The days are getting shorter, the nights are getting longer, the weather is getting crappier, and if you're anything like me — you're getting a little sleepier. With all of the above and getting out of bed being increasingly difficult it's easy to wonder does colder autumn and winter weather make you more tired?

Well according to the NHS website, not exactly. Sleepiness is all down to our good old pals hormones. And the hormone in charge of sending you off to sleepy town is melatonin. Seemingly the reason we get a bit sleepier during winter months is that the lack of sunlight means your brain produces more melatonin.

Which, considering the universal desire to get thee to bed and cosiness when the weather begins to change, makes a lot of sense. However, is there more than melatonin at play?

I reached out to sleep expert James Wilson for his opinion on the matter. Wilson is a sleep behaviour, sleep environment, and sleep product expert and the third generation in a family of sleep experts. Wilson, or The Sleep Geek is truly devoted to helping people get every one of their forty winks and was kind enough to let us know the tee on why some of us might feel a bit sleepier during chillier months.


Wilson explained that there are a heck of a lot of factors at play during autumn and winter months that can lead to us being a bit more on the sleepy side. And it's likely to be owing to what's going on in the day time.

"When trying to get the best sleep, winter brings a different set of issues than summer. I often find people are more lethargic during the day in winter; more than likely due to the lack of natural daylight which means we don’t get that boost of energy that we do on a bright summer day."

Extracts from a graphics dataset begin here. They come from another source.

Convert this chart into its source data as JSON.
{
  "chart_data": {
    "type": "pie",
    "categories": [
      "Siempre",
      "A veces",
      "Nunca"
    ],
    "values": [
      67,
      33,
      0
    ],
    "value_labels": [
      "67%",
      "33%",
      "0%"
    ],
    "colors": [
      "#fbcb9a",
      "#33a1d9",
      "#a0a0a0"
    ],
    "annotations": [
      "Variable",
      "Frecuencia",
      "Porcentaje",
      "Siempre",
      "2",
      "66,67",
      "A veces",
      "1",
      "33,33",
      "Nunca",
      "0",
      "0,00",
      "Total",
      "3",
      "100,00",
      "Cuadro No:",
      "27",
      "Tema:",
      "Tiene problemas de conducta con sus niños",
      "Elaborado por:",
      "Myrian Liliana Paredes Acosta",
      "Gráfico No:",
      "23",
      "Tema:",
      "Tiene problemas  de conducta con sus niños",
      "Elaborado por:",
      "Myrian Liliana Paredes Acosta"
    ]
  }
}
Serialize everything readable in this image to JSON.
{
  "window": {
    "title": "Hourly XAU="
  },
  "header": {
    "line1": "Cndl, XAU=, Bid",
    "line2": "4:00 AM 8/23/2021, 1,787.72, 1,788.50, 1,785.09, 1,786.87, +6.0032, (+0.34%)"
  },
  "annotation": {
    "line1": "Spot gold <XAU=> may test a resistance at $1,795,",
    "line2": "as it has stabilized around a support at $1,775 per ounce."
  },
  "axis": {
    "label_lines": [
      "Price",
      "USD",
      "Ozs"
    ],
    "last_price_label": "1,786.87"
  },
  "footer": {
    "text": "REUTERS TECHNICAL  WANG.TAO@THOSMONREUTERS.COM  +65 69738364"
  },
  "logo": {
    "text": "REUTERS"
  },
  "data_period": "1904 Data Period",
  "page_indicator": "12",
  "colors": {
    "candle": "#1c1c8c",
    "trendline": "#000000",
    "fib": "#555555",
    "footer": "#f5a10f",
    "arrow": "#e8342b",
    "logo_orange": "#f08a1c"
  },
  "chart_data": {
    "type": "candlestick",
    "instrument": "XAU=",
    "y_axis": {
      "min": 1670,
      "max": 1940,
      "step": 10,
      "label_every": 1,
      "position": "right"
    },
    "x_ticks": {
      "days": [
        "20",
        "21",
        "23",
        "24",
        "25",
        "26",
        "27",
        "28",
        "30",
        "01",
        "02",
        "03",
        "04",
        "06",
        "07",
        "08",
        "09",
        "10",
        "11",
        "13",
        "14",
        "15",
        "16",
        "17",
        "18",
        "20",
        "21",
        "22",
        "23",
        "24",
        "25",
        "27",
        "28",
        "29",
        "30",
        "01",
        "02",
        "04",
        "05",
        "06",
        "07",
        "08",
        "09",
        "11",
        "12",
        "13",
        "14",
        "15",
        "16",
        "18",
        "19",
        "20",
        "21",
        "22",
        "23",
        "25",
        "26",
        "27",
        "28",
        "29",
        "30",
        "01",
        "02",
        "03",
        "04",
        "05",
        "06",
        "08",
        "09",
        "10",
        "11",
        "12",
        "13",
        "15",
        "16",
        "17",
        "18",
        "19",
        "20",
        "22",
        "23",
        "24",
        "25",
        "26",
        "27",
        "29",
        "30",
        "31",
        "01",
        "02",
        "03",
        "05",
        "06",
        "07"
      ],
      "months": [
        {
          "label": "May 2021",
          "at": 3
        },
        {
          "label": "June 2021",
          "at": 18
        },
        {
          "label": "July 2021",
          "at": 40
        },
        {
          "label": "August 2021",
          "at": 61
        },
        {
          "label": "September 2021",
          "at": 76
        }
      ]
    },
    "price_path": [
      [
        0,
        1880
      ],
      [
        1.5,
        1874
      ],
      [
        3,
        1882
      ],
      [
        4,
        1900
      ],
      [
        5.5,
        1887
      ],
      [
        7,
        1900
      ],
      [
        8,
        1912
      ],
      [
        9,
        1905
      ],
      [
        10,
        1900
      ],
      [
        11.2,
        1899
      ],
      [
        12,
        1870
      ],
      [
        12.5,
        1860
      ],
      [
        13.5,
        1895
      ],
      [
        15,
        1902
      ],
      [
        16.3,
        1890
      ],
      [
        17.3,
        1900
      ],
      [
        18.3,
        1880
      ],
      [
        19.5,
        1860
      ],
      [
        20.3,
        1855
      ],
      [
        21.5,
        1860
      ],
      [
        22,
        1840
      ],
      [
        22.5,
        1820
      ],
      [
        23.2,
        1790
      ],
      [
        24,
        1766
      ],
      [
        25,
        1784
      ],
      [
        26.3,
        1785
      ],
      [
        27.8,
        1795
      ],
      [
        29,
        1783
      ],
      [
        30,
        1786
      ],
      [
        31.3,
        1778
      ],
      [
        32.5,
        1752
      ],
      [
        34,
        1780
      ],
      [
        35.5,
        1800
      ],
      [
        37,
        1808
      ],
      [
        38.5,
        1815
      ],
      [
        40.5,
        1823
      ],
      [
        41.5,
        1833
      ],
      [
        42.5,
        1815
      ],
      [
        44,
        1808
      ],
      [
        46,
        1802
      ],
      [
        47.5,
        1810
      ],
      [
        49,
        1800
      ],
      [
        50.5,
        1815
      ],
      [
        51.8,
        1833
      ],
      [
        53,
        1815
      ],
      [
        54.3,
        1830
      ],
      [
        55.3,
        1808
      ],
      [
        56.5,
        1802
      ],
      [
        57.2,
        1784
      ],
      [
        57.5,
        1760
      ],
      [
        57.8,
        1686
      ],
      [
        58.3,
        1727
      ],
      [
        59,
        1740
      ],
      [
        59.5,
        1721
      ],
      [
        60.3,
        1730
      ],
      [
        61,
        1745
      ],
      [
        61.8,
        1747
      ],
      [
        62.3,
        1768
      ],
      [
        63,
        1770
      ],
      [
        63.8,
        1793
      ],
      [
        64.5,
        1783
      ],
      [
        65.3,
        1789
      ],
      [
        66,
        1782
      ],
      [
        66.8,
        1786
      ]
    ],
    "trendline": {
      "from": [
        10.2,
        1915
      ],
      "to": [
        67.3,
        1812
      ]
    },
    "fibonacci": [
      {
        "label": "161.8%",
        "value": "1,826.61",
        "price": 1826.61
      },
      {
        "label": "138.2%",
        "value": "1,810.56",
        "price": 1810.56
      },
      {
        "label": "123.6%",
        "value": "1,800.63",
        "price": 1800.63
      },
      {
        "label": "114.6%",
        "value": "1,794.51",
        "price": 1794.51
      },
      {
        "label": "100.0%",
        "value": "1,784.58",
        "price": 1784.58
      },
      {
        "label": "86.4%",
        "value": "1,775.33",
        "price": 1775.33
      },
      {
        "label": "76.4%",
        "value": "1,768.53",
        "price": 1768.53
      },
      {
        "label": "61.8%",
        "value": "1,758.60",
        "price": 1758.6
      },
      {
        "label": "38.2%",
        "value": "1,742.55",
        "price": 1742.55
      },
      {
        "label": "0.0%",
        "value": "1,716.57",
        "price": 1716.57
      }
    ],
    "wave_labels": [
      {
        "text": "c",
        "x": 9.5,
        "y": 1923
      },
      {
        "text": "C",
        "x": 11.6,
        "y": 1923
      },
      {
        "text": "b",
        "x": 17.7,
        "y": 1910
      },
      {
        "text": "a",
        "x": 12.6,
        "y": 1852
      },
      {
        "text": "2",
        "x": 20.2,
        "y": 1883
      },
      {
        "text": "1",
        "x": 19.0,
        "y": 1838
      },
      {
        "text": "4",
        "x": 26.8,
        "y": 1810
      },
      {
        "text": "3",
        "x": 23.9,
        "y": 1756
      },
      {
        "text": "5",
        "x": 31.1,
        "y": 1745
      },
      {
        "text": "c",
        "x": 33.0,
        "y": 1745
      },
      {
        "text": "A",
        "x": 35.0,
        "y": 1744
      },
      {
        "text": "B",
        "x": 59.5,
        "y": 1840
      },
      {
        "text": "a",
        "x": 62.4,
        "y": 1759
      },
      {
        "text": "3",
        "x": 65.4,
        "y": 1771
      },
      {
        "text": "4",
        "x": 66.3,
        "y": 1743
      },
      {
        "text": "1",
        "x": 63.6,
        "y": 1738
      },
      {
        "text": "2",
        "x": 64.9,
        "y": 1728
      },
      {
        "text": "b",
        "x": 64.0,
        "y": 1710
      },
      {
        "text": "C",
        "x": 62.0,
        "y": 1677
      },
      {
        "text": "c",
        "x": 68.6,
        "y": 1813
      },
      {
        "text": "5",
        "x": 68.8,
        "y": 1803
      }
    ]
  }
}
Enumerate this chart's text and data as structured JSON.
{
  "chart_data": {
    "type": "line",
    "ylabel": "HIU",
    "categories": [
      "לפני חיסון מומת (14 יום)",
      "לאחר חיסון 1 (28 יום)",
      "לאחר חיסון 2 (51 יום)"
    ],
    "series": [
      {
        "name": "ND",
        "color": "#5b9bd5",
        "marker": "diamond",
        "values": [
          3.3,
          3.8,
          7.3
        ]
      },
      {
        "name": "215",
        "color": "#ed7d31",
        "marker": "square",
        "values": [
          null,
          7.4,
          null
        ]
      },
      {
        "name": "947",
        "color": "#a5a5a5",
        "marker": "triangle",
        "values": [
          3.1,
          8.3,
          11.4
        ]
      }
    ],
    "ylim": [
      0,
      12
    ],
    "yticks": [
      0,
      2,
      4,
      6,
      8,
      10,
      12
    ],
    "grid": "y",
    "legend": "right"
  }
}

I mean we all know the day we've had has a definite knock on affect to the night sleep we get. However, Wilson explained that not only the sunlight but also the temperature can make your sleep unsettled. Leading to a groggier you. And it's not only the temperature outside but also the whole central heating thing that's an issue.

"Temperature can be an issue for some people too, either they struggle to get warm or more commonly, they are making their bedrooms very warm as they go to bed and consequently struggle to get to sleep and to stay asleep."

Yikes, who ever would have thought that cosy bedroom that seems so ideal when you're drifting off might actually get, well, a bit too much.

Wilson continued, explaining that not only the temperature outside but our inner temperature can affect sleep.

"As our body temperature drops I also find people wake at about 3am-4am in the morning due the cold. For some, the cold weather automatically makes the heating come on as the heating system kicks into gear and this can wake them before they want to get up."

Oh my days. Looks like, central heating adjustments aside you might just have to accept potentially feeling sleepier during the autumn and winter months. But hey — who doesn't love an excuse for a lie in?